Submitted to: European Society for Veterinary Virology
Publication Type: Abstract only
Publication Acceptance Date: 3/16/1999
Publication Date: N/A
Citation: Interpretive Summary:
Technical Abstract: Bovine viral diarrhea virus (BVDV) continues to have a significant impact upon U.S. cattle producers despite the availability vaccines. Detection and control is hampered by viral heterogeneity that results in differences in neutralizing epitopes, cytopathology and virulence.

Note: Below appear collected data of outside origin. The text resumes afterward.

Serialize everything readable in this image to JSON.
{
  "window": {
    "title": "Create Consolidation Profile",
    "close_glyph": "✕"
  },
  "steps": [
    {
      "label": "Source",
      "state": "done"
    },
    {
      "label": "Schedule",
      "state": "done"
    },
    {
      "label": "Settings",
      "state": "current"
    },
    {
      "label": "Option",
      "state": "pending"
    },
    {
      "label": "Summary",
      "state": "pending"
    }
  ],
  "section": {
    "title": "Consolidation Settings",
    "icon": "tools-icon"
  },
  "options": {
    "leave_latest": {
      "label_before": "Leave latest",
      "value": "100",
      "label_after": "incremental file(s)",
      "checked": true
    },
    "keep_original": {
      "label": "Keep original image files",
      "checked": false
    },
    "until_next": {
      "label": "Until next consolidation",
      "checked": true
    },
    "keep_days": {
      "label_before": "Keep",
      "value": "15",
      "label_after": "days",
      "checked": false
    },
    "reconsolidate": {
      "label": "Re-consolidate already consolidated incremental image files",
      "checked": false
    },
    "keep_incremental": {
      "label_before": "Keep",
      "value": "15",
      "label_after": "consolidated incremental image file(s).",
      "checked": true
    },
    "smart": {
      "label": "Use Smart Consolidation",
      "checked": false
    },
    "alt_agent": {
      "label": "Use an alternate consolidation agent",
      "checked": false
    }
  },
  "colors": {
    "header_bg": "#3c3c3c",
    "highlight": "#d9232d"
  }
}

Recently, it was found that there are two different genotypes, BVDV1 and BVDV2, among BVDV. Serologically, BVDV2 viruses can be distinguished from BVDV1 and border disease viruses. BVDV2 are relatively common in North America. Of 312 BVDV samples submitted to diagnostic laboratories in the U.S. and Canada, 49% were BVDV2. Symptoms resulting from BVDV2 infections may range from clinically inapparent to clinically severe. Like BVDV1 infections, BVDV2 infections are systemic and affect the immune, respiratory, reproductive and enteric systems. Recently, outbreaks of clinically severe disease, termed hemorrhagic syndrome (HS), have associated with viruses from the BVDV2 genotype. However, not all BVDV2 isolates cause clinically severe disease. Avirulent BVDV2 isolates do exist and may predominate over virulent BVDV2 in nature. Virulent and avirulent viruses differed in their replication rate in vivo and in binding to lymphoid cell in vitro. BVDV2 viruses may exist as one of two biotypes, cytopathic or noncytopathic, based on their activity in cultured cells. Cytopathogenic effects on cultured cells does not correlate with virulence in vivo. Unlike BVDV1, genomic recombination has been observed in both cytopathic and noncytopathic BVDV2. Virulent and avirulent noncytopathic BVDV2 may establish persistent infections.